Tout le long de ma lecture, j'étais atrocement sceptique. Le style, extrêmement oral, est très peu agréable à lire. L'ouvrage se lit comme on entendrait Holden parler. Mais ici, contrairement à d'autres œuvres ayant une narration orale, comme Huckleberry Finn de Mark Twain, il n'y a pas de réel attrait à cette oralité. Au contraire, il est assez inintéressant de l'écouter divaguer sur sa vie, et de tiquer à chaque fois que reviennent les expressions qui lui sont propres (plus personne ne compte combien de fois reviennent le mot "phony" ou la phrase "that killed me"), les tournures de phrase qui le caractérisent, ou même plus simplement, les répétitions qu'il fait en parlant. Qui plus est, le personnage ne donne pas envie de s'attacher à lui. Il juge tout ce qui l'entoure de façon extrêmement superficielle et hâtive, avec un côté Monsieur-je-sais-tout qui donnerait presque envie de lui coller une claque. Et les péripéties qu'il narre n'ont rien de très palpitant, au contraire. On éprouve très difficilement de l'empathie pour ce que Holden vit. Tout du long, on s'en fout, même.
Et pourtant, là est l'erreur du lecteur : en se laissant bercer sur la surface du livre, c'est à dire son style et son histoire, il ne regarde pas du tout ce qu'il y a à voir. Holden est quelqu'un de brisé, qui fuit désespérément son passage à l'âge adulte alors qu'il est impossible de l'éviter, et qui est tourmenté entre son désir d'exil d'une société qu'il juge invivable et son besoin maladif de contact humain et d'amour. On méprise Holden parce qu'il juge les autres sur des perceptions superficielles, sans jamais chercher à les comprendre, et en les cataloguant hâtivement comme des faux-culs. Et justement, la force du récit, c'est qu'en se sentant si détaché de Holden, on arrive par là à faire exactement la même chose que lui : on ne cherche plus à le comprendre, et on a vite fait de le trouver con et de n'en avoir cure de ses problèmes. En observant Holden en tant que simple spectateur, on s'est finalement retrouvé dans ses souliers. Et la révélation vient au lecteur aussi désespérément que Holden se contemple lui-même sans jamais se remettre en question, en avançant dans sa vie sans se raisonner ou se comprendre. On se retrouve vite pris en position de faiblesse, et une fois le livre clos, on ne peut plus détester ce héros sans se trouver profondément hypocrite.
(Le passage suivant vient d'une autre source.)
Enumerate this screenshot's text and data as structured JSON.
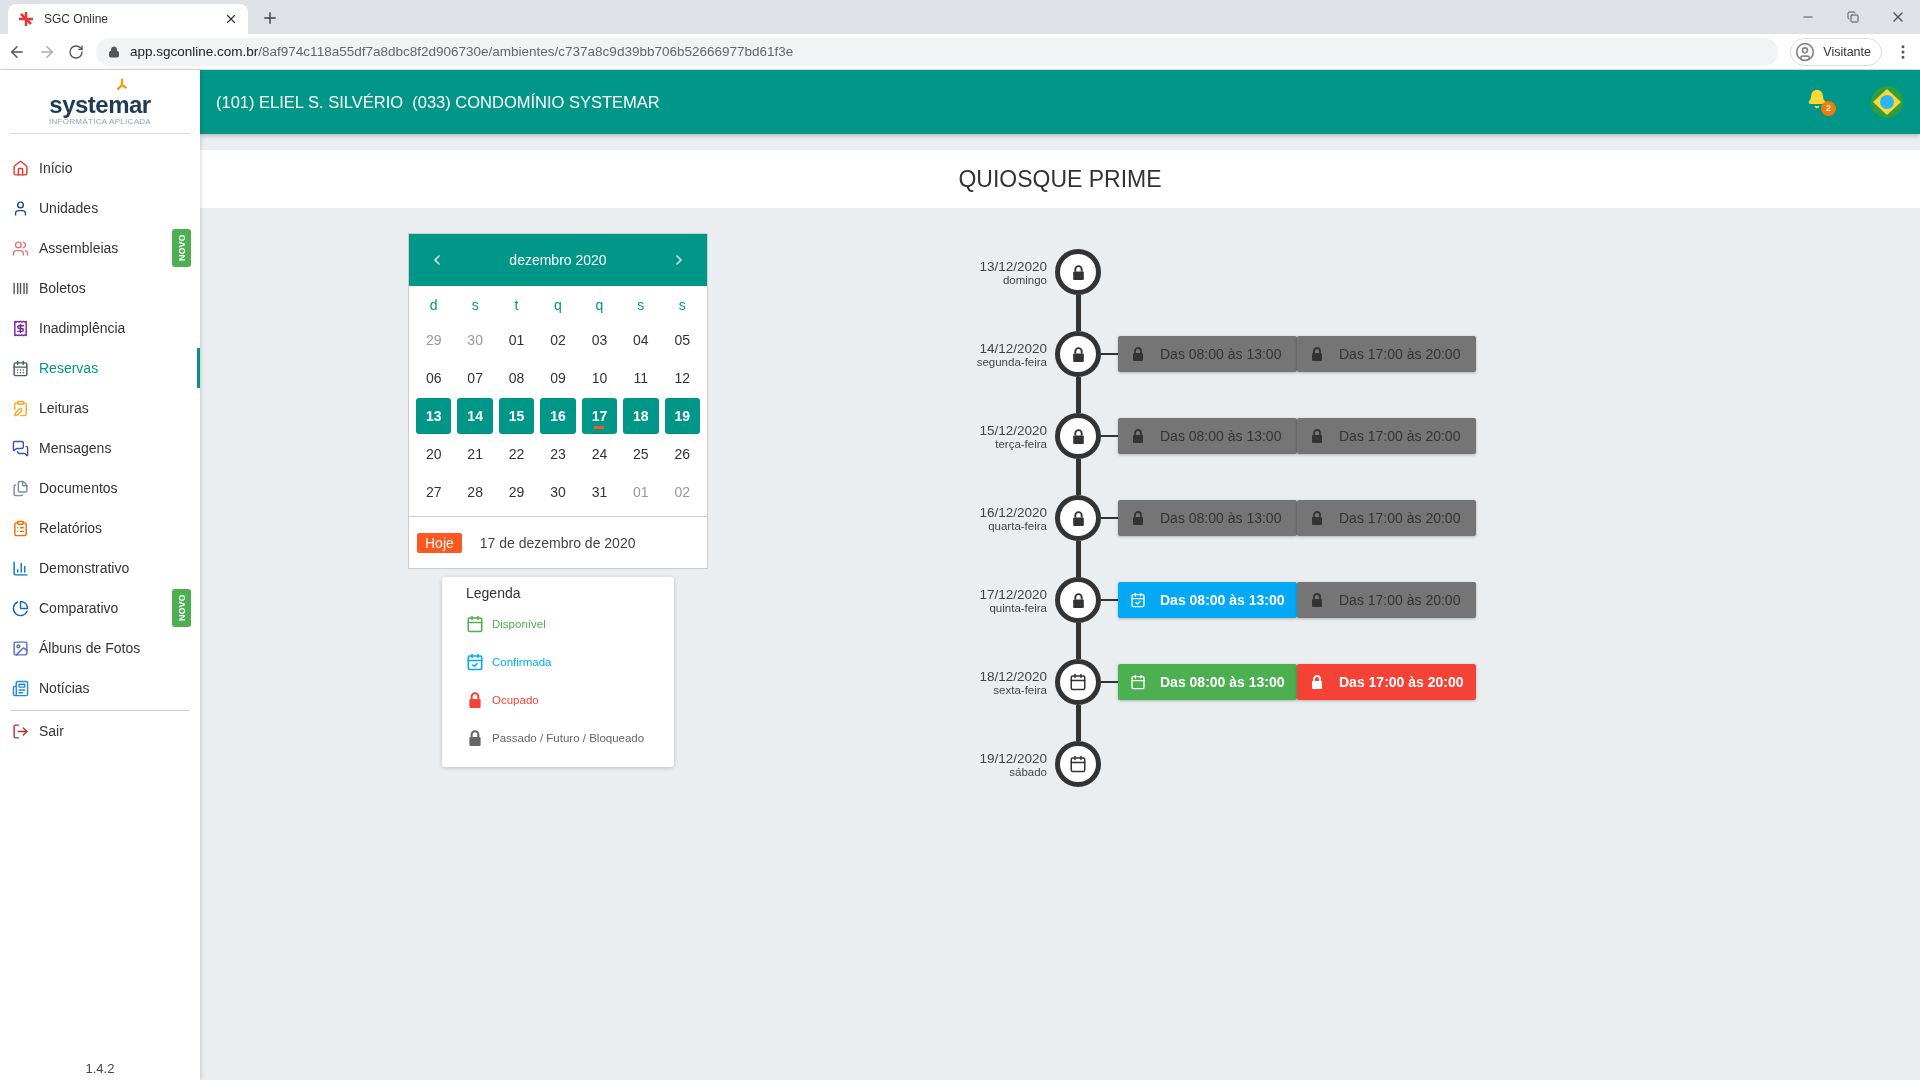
{
  "browser": {
    "tab_title": "SGC Online",
    "url_domain": "app.sgconline.com.br",
    "url_path": "/8af974c118a55df7a8dbc8f2d906730e/ambientes/c737a8c9d39bb706b52666977bd61f3e",
    "profile": "Visitante"
  },
  "header": {
    "title": "(101) ELIEL S. SILVÉRIO  (033) CONDOMÍNIO SYSTEMAR",
    "notifications": "2"
  },
  "sidebar": {
    "logo": "systemar",
    "tagline": "INFORMÁTICA APLICADA",
    "items": [
      {
        "label": "Início",
        "selected": false
      },
      {
        "label": "Unidades",
        "selected": false
      },
      {
        "label": "Assembleias",
        "selected": false,
        "badge": "NOVO"
      },
      {
        "label": "Boletos",
        "selected": false
      },
      {
        "label": "Inadimplência",
        "selected": false
      },
      {
        "label": "Reservas",
        "selected": true
      },
      {
        "label": "Leituras",
        "selected": false
      },
      {
        "label": "Mensagens",
        "selected": false
      },
      {
        "label": "Documentos",
        "selected": false
      },
      {
        "label": "Relatórios",
        "selected": false
      },
      {
        "label": "Demonstrativo",
        "selected": false
      },
      {
        "label": "Comparativo",
        "selected": false,
        "badge": "NOVO"
      },
      {
        "label": "Álbuns de Fotos",
        "selected": false
      },
      {
        "label": "Notícias",
        "selected": false
      }
    ],
    "logout": "Sair",
    "version": "1.4.2"
  },
  "page_title": "QUIOSQUE PRIME",
  "calendar": {
    "month": "dezembro 2020",
    "weekdays": [
      "d",
      "s",
      "t",
      "q",
      "q",
      "s",
      "s"
    ],
    "days": [
      {
        "label": "29",
        "kind": "other"
      },
      {
        "label": "30",
        "kind": "other"
      },
      {
        "label": "01",
        "kind": "current"
      },
      {
        "label": "02",
        "kind": "current"
      },
      {
        "label": "03",
        "kind": "current"
      },
      {
        "label": "04",
        "kind": "current"
      },
      {
        "label": "05",
        "kind": "current"
      },
      {
        "label": "06",
        "kind": "current"
      },
      {
        "label": "07",
        "kind": "current"
      },
      {
        "label": "08",
        "kind": "current"
      },
      {
        "label": "09",
        "kind": "current"
      },
      {
        "label": "10",
        "kind": "current"
      },
      {
        "label": "11",
        "kind": "current"
      },
      {
        "label": "12",
        "kind": "current"
      },
      {
        "label": "13",
        "kind": "week"
      },
      {
        "label": "14",
        "kind": "week"
      },
      {
        "label": "15",
        "kind": "week"
      },
      {
        "label": "16",
        "kind": "week"
      },
      {
        "label": "17",
        "kind": "week",
        "today": true
      },
      {
        "label": "18",
        "kind": "week"
      },
      {
        "label": "19",
        "kind": "week"
      },
      {
        "label": "20",
        "kind": "current"
      },
      {
        "label": "21",
        "kind": "current"
      },
      {
        "label": "22",
        "kind": "current"
      },
      {
        "label": "23",
        "kind": "current"
      },
      {
        "label": "24",
        "kind": "current"
      },
      {
        "label": "25",
        "kind": "current"
      },
      {
        "label": "26",
        "kind": "current"
      },
      {
        "label": "27",
        "kind": "current"
      },
      {
        "label": "28",
        "kind": "current"
      },
      {
        "label": "29",
        "kind": "current"
      },
      {
        "label": "30",
        "kind": "current"
      },
      {
        "label": "31",
        "kind": "current"
      },
      {
        "label": "01",
        "kind": "other"
      },
      {
        "label": "02",
        "kind": "other"
      }
    ],
    "today_badge": "Hoje",
    "today_text": "17 de dezembro de 2020"
  },
  "legend": {
    "title": "Legenda",
    "items": [
      {
        "label": "Disponível",
        "kind": "available"
      },
      {
        "label": "Confirmada",
        "kind": "confirmed"
      },
      {
        "label": "Ocupado",
        "kind": "occupied"
      },
      {
        "label": "Passado / Futuro / Bloqueado",
        "kind": "blocked"
      }
    ]
  },
  "timeline": [
    {
      "date": "13/12/2020",
      "weekday": "domingo",
      "kind": "blocked"
    },
    {
      "date": "14/12/2020",
      "weekday": "segunda-feira",
      "kind": "blocked",
      "slots": [
        {
          "label": "Das 08:00 às 13:00",
          "kind": "blocked"
        },
        {
          "label": "Das 17:00 às 20:00",
          "kind": "blocked"
        }
      ]
    },
    {
      "date": "15/12/2020",
      "weekday": "terça-feira",
      "kind": "blocked",
      "slots": [
        {
          "label": "Das 08:00 às 13:00",
          "kind": "blocked"
        },
        {
          "label": "Das 17:00 às 20:00",
          "kind": "blocked"
        }
      ]
    },
    {
      "date": "16/12/2020",
      "weekday": "quarta-feira",
      "kind": "blocked",
      "slots": [
        {
          "label": "Das 08:00 às 13:00",
          "kind": "blocked"
        },
        {
          "label": "Das 17:00 às 20:00",
          "kind": "blocked"
        }
      ]
    },
    {
      "date": "17/12/2020",
      "weekday": "quinta-feira",
      "kind": "blocked",
      "slots": [
        {
          "label": "Das 08:00 às 13:00",
          "kind": "confirmed"
        },
        {
          "label": "Das 17:00 às 20:00",
          "kind": "blocked"
        }
      ]
    },
    {
      "date": "18/12/2020",
      "weekday": "sexta-feira",
      "kind": "available",
      "slots": [
        {
          "label": "Das 08:00 às 13:00",
          "kind": "available"
        },
        {
          "label": "Das 17:00 às 20:00",
          "kind": "occupied"
        }
      ]
    },
    {
      "date": "19/12/2020",
      "weekday": "sábado",
      "kind": "available"
    }
  ]
}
C'est justement ça que j'ai trouvé comme étant un coup de génie dans ce roman : tout au fil du récit, Holden passe du rôle de juge à celui de victime, et le lecteur se retrouve dans la même position. On sombre avec lui d'une façon à la fois terrifiante et paisible. Aux premières pages, on méprisait ce gamin en l'observant se détruire ; aux dernières, on comprend que la chute qui lui est prédite, « plus terrible que toute autre parce qu'il est damné à ne pouvoir ni se sentir ni s'entendre s'éclater au sol, mais seulement à tomber et tomber »... c'est quelque chose que l'on ne peut que trop bien connaître, que l'on n'a déjà que trop bien ressenti. Au fond, on est bien plus proche de Holden que ce qu'on n'aimerait croire.